Bizarre! Why Some Couples Don't Marry
They really want to say 'I do.' But instead of getting married, many couples today are just living together. Why? Weddings are too expensive.
That's the word from a University of Michigan researcher who says that with the average cost of a traditional wedding approaching $20,000 (or more depending on where you live), a lack of money rather than love or commitment may be the reason so many young couples are living together instead of getting married.
Tradition has been burned by the almighty dollar.
"Financial barriers to marriage are a significant issue for many young, working- and middle-class couples as well as for the poor and near-poor," Pamela Smock, sociologist and the associate director of the U-M Institute for Social Research, said in a news release. "Despite the retreat from marriage, it remains a highly valued status." It's just not easily attainable.
Many studies have shown that people who are economically well-off are not only more likely to get married, but also to stay married. This new research by Smock and Bowling Green State University sociologist Wendy Manning suggests that the wedding budget pinch is being felt by more than low-income couples.
The study: Smock and Manning interviewed 115 young adults who were either living with a lover or had just recently cohabitated. The majority earned less than $20,000 a year, while only 7 percent earned more than $40,000. They were each asked what they needed to have "in place" in order to marry.
The results: Nearly 75 percent of those interviewed cited at least one economic factor that must be in place before they could marry. "Having enough money was a common consideration, along with the view that marriage signifies that one is no longer struggling economically; in essence, that marriage comes when one has already achieved a certain economic status," Smock said. "Most commonly, this status includes home ownership, getting out of debt, financial stability, and essentially not living paycheck to paycheck." In addition, the team found that having enough money to afford what the couples called "a real wedding" was of great concern for many.
Getting married in front of the justice of the peace in the local courthouse didn't qualify as "a real wedding." Couples said they were willing to delay marriage until they could afford a traditional church wedding and reception. Many noted that their parents were unable to help with wedding expenses, so that financial burden would fall on the couple.

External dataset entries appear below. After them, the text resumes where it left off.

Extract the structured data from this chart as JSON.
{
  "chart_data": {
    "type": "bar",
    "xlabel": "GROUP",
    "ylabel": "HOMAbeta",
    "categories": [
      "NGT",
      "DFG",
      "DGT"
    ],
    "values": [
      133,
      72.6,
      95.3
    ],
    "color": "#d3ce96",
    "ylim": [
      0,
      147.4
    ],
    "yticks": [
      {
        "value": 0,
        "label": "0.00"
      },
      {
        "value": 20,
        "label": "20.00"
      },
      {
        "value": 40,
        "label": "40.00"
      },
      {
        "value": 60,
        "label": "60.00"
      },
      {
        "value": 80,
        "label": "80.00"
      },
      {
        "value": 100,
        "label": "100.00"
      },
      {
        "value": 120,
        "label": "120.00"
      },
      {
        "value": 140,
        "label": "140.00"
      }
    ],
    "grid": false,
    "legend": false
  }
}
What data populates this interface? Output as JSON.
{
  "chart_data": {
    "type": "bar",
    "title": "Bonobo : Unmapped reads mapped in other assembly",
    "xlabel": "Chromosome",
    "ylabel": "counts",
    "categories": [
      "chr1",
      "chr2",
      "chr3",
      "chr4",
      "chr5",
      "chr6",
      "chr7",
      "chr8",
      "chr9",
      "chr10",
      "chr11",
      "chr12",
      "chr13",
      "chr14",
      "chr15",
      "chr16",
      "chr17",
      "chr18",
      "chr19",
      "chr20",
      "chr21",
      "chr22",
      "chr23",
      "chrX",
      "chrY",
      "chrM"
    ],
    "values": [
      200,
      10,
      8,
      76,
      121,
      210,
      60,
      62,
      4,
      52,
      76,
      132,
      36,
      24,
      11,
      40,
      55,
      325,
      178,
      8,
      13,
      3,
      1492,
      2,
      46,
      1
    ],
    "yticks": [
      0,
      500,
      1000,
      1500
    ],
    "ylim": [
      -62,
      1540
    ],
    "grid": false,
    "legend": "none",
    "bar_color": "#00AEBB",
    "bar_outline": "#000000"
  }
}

One interesting finding: The researchers also found that nearly 25 percent of men and women believed that the decision to marry would be postponed until the man earned enough to support the couple as the primary breadwinner. "Despite the prevailing view that cohabitors are less invested in tradition than those who do not cohabit, many make a direct and conscious connection between willingness to marry and the male partner's ability to provide," Smock explained.
High expectations for marriage are causing a retreat from marriage. "We expect so much from marriage that we avoid it until it is clear that our expectations will be met," she said. "I'm putting my money on marriage. Whether cohabitation becomes more like marriage or marriage more like cohabitation, something like marriage is here to stay."